Finks
How the CIA Tricked
The World's Best Writers

Joel Whitney
(OR Books)
As the Cold War started to heat up, the Central Intelligence Agency began recruiting a network of bright, upper-class Ivy League seniors to man the ramparts on the agency's cultural war against the Soviet Union. It wasn't difficult to enlist this squad of brilliant, motivated Cold Warriors all too eager to confront the dark forces of Soviet repression by showcasing the superiority and diversity Western cultural endeavors.

The CIA developed several ways to throw tons of money at young, burgeoning writers, and creating a vast cultural propaganda empire of literary magazines around the world, from Europe to Lebanon to Africa to India to Latin America. This was done through the Congress for Cultural Freedom, an anti-Soviet arts advocacy group underwritten by the CIA.

The CCF also toured leading Symphony Orchestras around Europe and funded abstract expressionist art exhibitions.

As his central case study, Whitney looks in depth at the history of The Paris Review, a prestigious quarterly literary magazine founded in Paris in 1953 by George Plimpton, Harold L. Humes and Peter Matthiessen. All three were talented and accomplished writers, who would each attain success and acclaim.

Matthiessen was recruited as an undercover CIA agent by an academic advisor at Yale, Plimpton says he learned about this arrangement later, while Humes claimed to have known nothing until decades later. Although it was so easy for them to keep their heads above water, they should all have had suspicions.

As described by Whitney, such highbrow magazines were devised as part of a larger government initiative to shout up U.S. culture during the Cold War. As he puts it,

    Many policymakers felt that Western Europeans were being softened to the horror of Communism thanks to towering Soviet and Russian cultural achievements. Americans, in a word, needed to become boosters of their high culture.

When the CIA wasn't endowing would-be cultural combatants, they were keeping a wary watch on them. Editor Peter Matthiessen was tasked with spying on American expats living in the French capital, while black American author and civil-rights figure James Baldwin was routinely monitored.

The CIA also engaged in more direct interventions. When the Soviet Union tried to suppress Boris Pasternak's Doctor Zhivago, which took an independent stance on the 1917 Bolshevik Revolution, the author had the book published in translation in Italy. But the CIA managed to secure a microfilm of the manuscript and also facilitated its publication in English. It also smuggled back the book in the original Russian to the Soviet Union.

The Agency purchased thousands of copies of Doctor Zhivago to put it on best-seller lists and lobbied for the author to receive the Nobel Prize. But the CIA merely complicated the author's precarious situation at home and when Pasternak finally won the Nobel, his Soviet persecutors presented it as proof of his collusion with the West (though he had never consented to any of it). Facing pressure and threats at home, Pasternak declined the prize.

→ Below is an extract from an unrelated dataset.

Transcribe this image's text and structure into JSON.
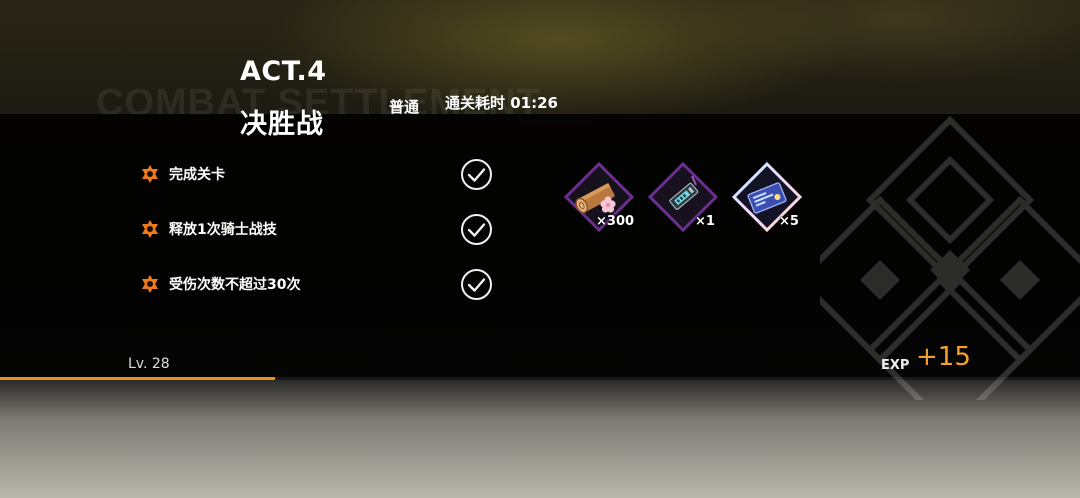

Even George Orwell, one of the 20th century's savviest political writers and outspoken antiauthoritarians, found himself the punchline of a bad CIA joke when the 1954 film adaptation of Animal Farm was revised to serve the Cold War agenda. Where Orwell's story ends on a melancholic idea that the capitalists (the humans) and communists (the animals) were ideologically indistinguishable from each other, the movie made the animals seem the clear villains, flattening Orwell's original satire into plain ol' pro-capitalist, pro-U.S. propaganda.

CIA fronts also underwrote Hollywood films that were censored and rewritten to prune out seemingly anti-U.S. themes - - - the legendary director John Ford proved a willing collaborator, requesting government propaganda booklets in order to better express the CIA's cultural mission of "militant liberty."

James Baldwin, Gabriel García Márquez, Richard Wright, and Ernest Hemingway all served varying levels of utility to Uncle Sam. (Not that the CIA's interest were only in letters: Expressionists Jackson Pollock and Mark Rothko were also were also championed by the Agency.) One of the most unlikely targets was Pablo Neruda.

    . . .in an acrobatic feat, the CIA's campaign to discredit Neruda did not preclude it from using his work to gain the trust and readership of Latin Americans.

If the story of the CIA's involvement in the publication is already well-known, many other incidents in Whitney's narrative will come as surprises, few of them entirely agreeable.

But in the end, the plan seems to have backfired inasmuch as many of the principals, Matthiessen included, drifted leftward and became fierce critics of their sponsors and the government behind them.